Après une période de croissance exponentielle pour les acteurs de la tech, le secteur est désormais frappé de plein fouet par une crise multi-facteurs. Même les entreprises les plus puissantes sont touchées.

La fête est finie

En 2020, la pandémie de Covid-19 a largement profité à de nombreuses firmes technologiques, et notamment aux big tech. À titre d’exemple, Amazon a vu ses profits doubler durant cette période, et a connu une croissance similaire sur l’année 2021.

Depuis le début de 2022 toutefois, les bilans trimestriels des acteurs de la tech sont beaucoup moins reluisants que lors des deux années précédentes. En cause notamment, l’inflation, l’importante hausse du dollar, une économie européenne ébranlée par les coûts élevés de l'énergie et la guerre en Ukraine, ainsi que les perturbations d’approvisionnement en Asie. Par conséquent, les récents résultats financiers des entreprises, révélés la semaine passée, ont dans la plupart des cas été particulièrement mauvais.

Par exemple, Intel a annoncé une forte baisse de ses ventes trimestrielles, a revu à la baisse ses prévisions de livraisons de PC pour cette année et a déclaré que 2023 pourrait être encore pire… En effet, la demande en matériel est également beaucoup moins importante que lorsque la pandémie a frappé le monde et que les gens se sont retrouvés coincés chez eux. Les consommateurs doivent en outre modérer leurs dépenses suite à l’inflation des prix, ce qui affecte aussi les ventes de smartphones : Samsung a ainsi enregistré une baisse de 23,6 % de son bénéfice net.

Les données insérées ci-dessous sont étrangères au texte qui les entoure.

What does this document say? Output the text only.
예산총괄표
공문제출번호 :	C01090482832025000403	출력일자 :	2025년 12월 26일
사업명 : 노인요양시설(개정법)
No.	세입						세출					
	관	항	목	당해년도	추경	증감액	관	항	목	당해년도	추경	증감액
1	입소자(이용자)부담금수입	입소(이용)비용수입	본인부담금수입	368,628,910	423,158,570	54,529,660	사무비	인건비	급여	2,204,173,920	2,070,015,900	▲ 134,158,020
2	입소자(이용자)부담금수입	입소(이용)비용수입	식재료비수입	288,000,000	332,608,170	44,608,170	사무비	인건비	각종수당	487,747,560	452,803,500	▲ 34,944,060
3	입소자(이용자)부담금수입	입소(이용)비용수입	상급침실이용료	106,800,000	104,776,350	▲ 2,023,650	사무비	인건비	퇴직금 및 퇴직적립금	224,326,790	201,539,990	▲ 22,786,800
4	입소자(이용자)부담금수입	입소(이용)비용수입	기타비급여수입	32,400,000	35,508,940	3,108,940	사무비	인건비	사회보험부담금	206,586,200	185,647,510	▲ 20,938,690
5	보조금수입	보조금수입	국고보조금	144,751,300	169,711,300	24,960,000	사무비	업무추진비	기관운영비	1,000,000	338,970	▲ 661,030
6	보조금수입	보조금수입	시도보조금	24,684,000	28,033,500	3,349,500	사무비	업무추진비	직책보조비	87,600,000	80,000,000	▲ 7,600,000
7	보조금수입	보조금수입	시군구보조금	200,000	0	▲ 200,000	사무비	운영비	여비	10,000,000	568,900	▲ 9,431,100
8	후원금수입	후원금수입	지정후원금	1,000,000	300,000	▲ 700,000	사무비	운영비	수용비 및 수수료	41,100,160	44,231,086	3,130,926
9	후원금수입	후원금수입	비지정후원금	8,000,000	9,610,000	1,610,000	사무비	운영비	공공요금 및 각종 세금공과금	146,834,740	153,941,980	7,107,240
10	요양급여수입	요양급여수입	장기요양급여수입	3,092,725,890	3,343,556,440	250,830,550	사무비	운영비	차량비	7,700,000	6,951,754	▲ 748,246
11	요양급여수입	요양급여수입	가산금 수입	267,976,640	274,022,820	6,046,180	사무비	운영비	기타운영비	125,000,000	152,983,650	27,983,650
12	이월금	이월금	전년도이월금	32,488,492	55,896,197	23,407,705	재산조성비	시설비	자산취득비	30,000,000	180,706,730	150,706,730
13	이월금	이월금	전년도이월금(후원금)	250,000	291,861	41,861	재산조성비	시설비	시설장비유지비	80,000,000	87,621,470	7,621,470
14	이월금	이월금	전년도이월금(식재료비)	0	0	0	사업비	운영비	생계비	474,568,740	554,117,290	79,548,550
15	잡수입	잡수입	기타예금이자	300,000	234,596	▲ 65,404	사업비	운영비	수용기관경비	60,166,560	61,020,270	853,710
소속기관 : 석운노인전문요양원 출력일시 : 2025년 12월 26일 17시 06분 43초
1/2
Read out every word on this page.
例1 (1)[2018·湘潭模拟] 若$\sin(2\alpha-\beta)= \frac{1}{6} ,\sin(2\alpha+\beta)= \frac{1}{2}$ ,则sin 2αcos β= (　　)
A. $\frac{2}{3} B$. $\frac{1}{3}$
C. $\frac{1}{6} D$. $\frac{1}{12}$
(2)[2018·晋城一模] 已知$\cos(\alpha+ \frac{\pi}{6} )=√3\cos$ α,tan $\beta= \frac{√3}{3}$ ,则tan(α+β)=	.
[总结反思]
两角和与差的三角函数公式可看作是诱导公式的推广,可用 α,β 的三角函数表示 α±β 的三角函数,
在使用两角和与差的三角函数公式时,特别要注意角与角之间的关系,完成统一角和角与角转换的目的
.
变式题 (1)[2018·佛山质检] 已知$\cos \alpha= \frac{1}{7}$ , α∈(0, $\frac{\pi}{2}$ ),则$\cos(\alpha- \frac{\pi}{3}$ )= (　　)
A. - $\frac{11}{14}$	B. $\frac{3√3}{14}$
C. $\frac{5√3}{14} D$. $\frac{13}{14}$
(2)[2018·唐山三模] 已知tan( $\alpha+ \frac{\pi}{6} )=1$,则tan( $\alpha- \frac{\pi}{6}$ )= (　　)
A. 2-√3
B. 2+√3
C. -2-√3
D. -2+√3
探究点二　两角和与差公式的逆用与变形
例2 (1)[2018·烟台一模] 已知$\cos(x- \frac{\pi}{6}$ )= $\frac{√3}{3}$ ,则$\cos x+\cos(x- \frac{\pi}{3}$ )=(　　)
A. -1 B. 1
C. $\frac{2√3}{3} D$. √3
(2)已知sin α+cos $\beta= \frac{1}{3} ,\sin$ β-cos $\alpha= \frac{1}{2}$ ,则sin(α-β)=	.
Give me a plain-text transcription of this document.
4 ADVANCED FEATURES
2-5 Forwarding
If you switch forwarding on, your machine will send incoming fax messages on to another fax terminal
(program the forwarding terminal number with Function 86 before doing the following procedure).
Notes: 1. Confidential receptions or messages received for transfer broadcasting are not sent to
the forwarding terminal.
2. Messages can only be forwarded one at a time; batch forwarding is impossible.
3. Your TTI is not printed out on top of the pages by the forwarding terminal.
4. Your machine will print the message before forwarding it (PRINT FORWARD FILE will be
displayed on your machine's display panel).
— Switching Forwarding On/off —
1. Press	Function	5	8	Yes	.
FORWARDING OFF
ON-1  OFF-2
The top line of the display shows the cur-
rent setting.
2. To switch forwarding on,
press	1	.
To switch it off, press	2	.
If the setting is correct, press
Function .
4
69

Des domaines qui étaient en pleine croissance aussi affectés

De son côté, Meta a vu ses revenus chuter très fortement pour la deuxième fois consécutive, une première pour le géant des réseaux sociaux qui a désormais annoncé un immense coup de frein sur ses recrutements. Même son de cloche pour Google, alors que pour la toute première fois, les ventes de publicités ont baissé sur YouTube d’une année sur l’autre. Dans ce contexte, Sundar Pichai, PDG de Google, a déclaré aux employés que l'entreprise avait grandi trop vite et qu'elle devait être plus responsable en matière de dépenses.

De manière générale, les entreprises évoluant dans le secteur de la publicité numérique ont été grandement affectées, notamment à cause des changements introduits par Apple l'année dernière en matière de tracking publicitaire, ainsi que les réductions de dépenses liées à la récession, rapporte le Wall Street Journal.

Un autre secteur touché, alors qu’il était en train d’évoluer et de prospérer, est celui du cloud computing. Il a chuté plus rapidement que prévu par rapport aux sommets atteints ces deux dernières années. Amazon Web Services (AWS) a enregistré une augmentation de 27 % de son chiffre d'affaires net d'une année sur l'autre, contre 39 % l'année précédente. Le chiffre d'affaires de Microsoft dans ce domaine s'est quant à lui établi à 35 % pour ce trimestre, contre 50 % il y a un an.

De même, Microsoft a vu les ventes de Windows chuter de 15 %, et la tendance devrait grandement s’empirer pour cette fin d’année.

La situation ne semble pas prête de s’améliorer pour le secteur de la tech

Tout comme les dirigeants de Meta et Google, ceux d’Amazon prennent des décisions pour limiter les pertes. L’entreprise a commencé à sous-louer des millions de mètres carrés d'entrepôts et a interrompu le recrutement de certaines de ses équipes. « Nous allons être très prudents sur nos embauches. Nous examinons certainement notre structure de coûts et cherchons des domaines dans lesquels nous pouvons économiser de l'argent », a expliqué Brian Olsavsky, le CFO du géant de l’e-commerce.

Pour l’heure, Apple tient mieux que les autres GAFAM et a enregistré un chiffre d’affaires record malgré une croissance plus lente. Si la société n’a pas atteint les prédictions des analystes en termes de ventes d’iPhone, Tim Cook a rappelé qu’elle faisait bien mieux que ses concurrents dans un secteur du smartphone très affecté. En outre, la marque à la pomme a battu son propre record de ventes de MacBook alors que l’industrie du PC connaît de grandes difficultés. Elle n’a toutefois pas voulu faire de prédictions pour le prochain trimestre tant le climat est incertain.

Selon les dires des dirigeants et des experts, la tendance ne devrait pas s’améliorer dans un avenir proche. Les géants de la technologie se serrent donc la ceinture pour apaiser les inquiétudes des investisseurs face à un tel ralentissement de leur croissance, ce qui se traduit par des investissements moins importants mais également par un changement de cap conséquent dans les processus de recrutements, ainsi que par des licenciements plus fréquents.